– Тебе ведь стыдно? – окончательно поборов смущение, по-свойски спросила меня директриса и поправила на плохо напудренном носу очки в роговой оправе.
– Стыдно?
Я молчал, но на глазах моих предательски заблестели слезы – этот номер я умел исполнять безукоризненно.
– Вот видишь, стыдно, – обратив внимание на мою постную рожу и набежавшие слезы, умильно улыбаясь, сказала Тасина бабушка. – Может, у тебя есть вопросы? Не стесняйся. Мы все решим. Не стесняйся.
– Скажите, как вы думаете, на Земле больше мертвых или живых?
Улыбка умиления как-то сама собой, будто даже и без ее воли, сошла с лица директрисы.
– Я насчет того спрашиваю, кого больше: тех, кто живет сейчас, как мы с вами, или тех, кто уже умер в прошлые века и прямо до сегодняшнего дня? Больше людей на Земле или их больше в земле?
Директриса долго молчала, а потом твердо указала мне пальцем на дверь.
Я послушно вышел из ее кабинета и поскакал вниз по ступенькам в свой класс.
Как я сейчас понимаю, старенькая директриса потеряла дар речи не потому, что мой вопрос показался ей совсем дурацким. Нет, она наверняка была умная женщина, во всяком случае, у меня до сих пор осталось впечатление, что меня она не сочла дурачком. Просто весь строй ее жизни: и мудро улыбающиеся вожди над головой, и политзанятия с учителями в 17.30, и то, что внучка Тася постоянно хочет солененького, а законного мужа для нее что-то не видно на горизонте, и то, что за последний год ушли в мир иной многие из знакомых по фронту, и то, что в этом году грядет ее собственный юбилей, и то, что отекают и болят ноги, а по ночам бессонница, – все это, вместе взятое, наверное, как-то не располагало директрису к ответу на мой вопрос. А на очередном педсовете она без объяснений отклонила предложение о моем исключении из вверенной ей школы.
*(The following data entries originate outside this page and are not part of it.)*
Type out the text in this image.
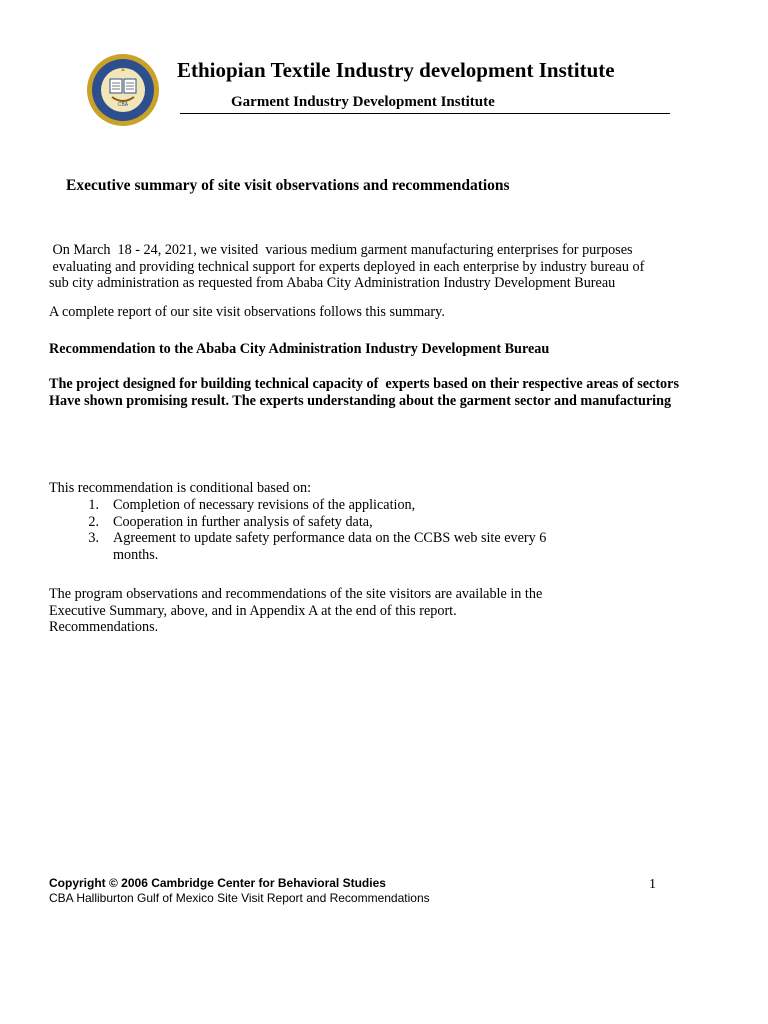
CBA
Ethiopian Textile Industry development Institute
Garment Industry Development Institute
Executive summary of site visit observations and recommendations
On March  18 - 24, 2021, we visited  various medium garment manufacturing enterprises for purposes
evaluating and providing technical support for experts deployed in each enterprise by industry bureau of
sub city administration as requested from Ababa City Administration Industry Development Bureau
A complete report of our site visit observations follows this summary.
Recommendation to the Ababa City Administration Industry Development Bureau
The project designed for building technical capacity of  experts based on their respective areas of sectors
Have shown promising result. The experts understanding about the garment sector and manufacturing
This recommendation is conditional based on:
1. Completion of necessary revisions of the application,
2. Cooperation in further analysis of safety data,
3. Agreement to update safety performance data on the CCBS web site every 6
months.
The program observations and recommendations of the site visitors are available in the
Executive Summary, above, and in Appendix A at the end of this report.
Recommendations.
Copyright © 2006 Cambridge Center for Behavioral Studies
CBA Halliburton Gulf of Mexico Site Visit Report and Recommendations
1
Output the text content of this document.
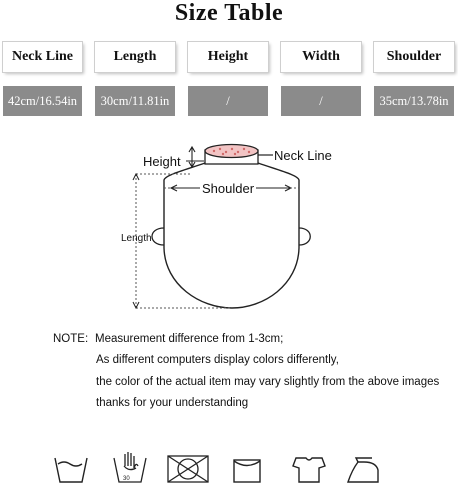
Size Table
Neck Line	Length	Height	Width	Shoulder
42cm/16.54in	30cm/11.81in	/	/	35cm/13.78in
Height	Neck Line
Shoulder
Length
NOTE: Measurement difference from 1-3cm;
As different computers display colors differently,
the color of the actual item may vary slightly from the above images
thanks for your understanding
30
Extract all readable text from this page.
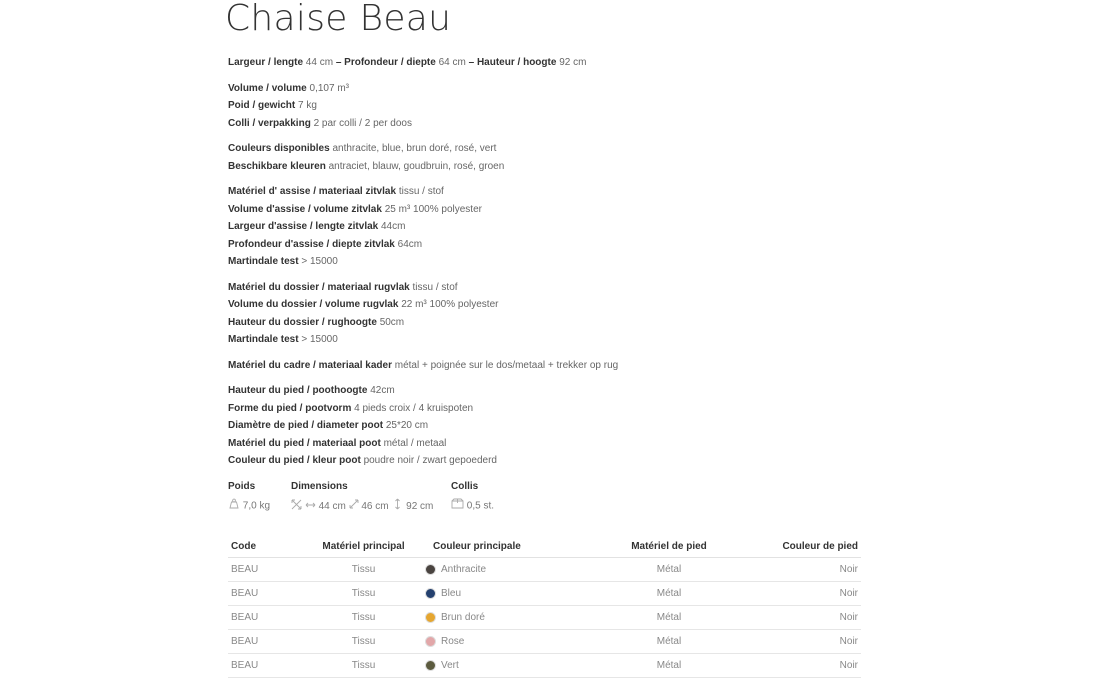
Chaise Beau
Largeur / lengte 44 cm – Profondeur / diepte 64 cm – Hauteur / hoogte 92 cm
Volume / volume 0,107 m³
Poid / gewicht 7 kg
Colli / verpakking 2 par colli / 2 per doos
Couleurs disponibles anthracite, blue, brun doré, rosé, vert
Beschikbare kleuren antraciet, blauw, goudbruin, rosé, groen
Matériel d' assise / materiaal zitvlak tissu / stof
Volume d'assise / volume zitvlak 25 m³ 100% polyester
Largeur d'assise / lengte zitvlak 44cm
Profondeur d'assise / diepte zitvlak 64cm
Martindale test > 15000
Matériel du dossier / materiaal rugvlak tissu / stof
Volume du dossier / volume rugvlak 22 m³ 100% polyester
Hauteur du dossier / rughoogte 50cm
Martindale test > 15000
Matériel du cadre / materiaal kader métal + poignée sur le dos/metaal + trekker op rug
Hauteur du pied / poothoogte 42cm
Forme du pied / pootvorm 4 pieds croix / 4 kruispoten
Diamètre de pied / diameter poot 25*20 cm
Matériel du pied / materiaal poot métal / metaal
Couleur du pied / kleur poot poudre noir / zwart gepoederd
Poids
7,0 kg
Dimensions
44 cm 46 cm 92 cm
Collis
0,5 st.
Code	Matériel principal	Couleur principale	Matériel de pied	Couleur de pied
BEAU	Tissu	Anthracite	Métal	Noir
BEAU	Tissu	Bleu	Métal	Noir
BEAU	Tissu	Brun doré	Métal	Noir
BEAU	Tissu	Rose	Métal	Noir
BEAU	Tissu	Vert	Métal	Noir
Лет после 16-ти моя мировая скорбь явно пошла на убыль, я весь переключился на созерцание прекрасного пола и даже в какой-то степени поумнел, в той степени, что стал более обыкновенным.
XXXVIС абрикосовой ракии началось мое знакомство с Кавалой, ею и закончилось.
С греческими археологами мы почти полтора месяца проработали в Филиппах и Кавале. Все это были открытые, легкие люди, относившиеся к нам с неподдельной приязнью, люди, с которыми мы понимали друг друга с полуслова, а то и вовсе без слов.
Кому-то из музейщиков Кавалы пришло в голову делать из артефактов далекого прошлого многократно уменьшенные копии – сувениры с правом торговать ими только в стенах музея. Притом каждому такому сувениру придавался в изящной картонной коробочке паспорт, в котором были указаны история артефакта и его порядковый номер в хранилищах музея.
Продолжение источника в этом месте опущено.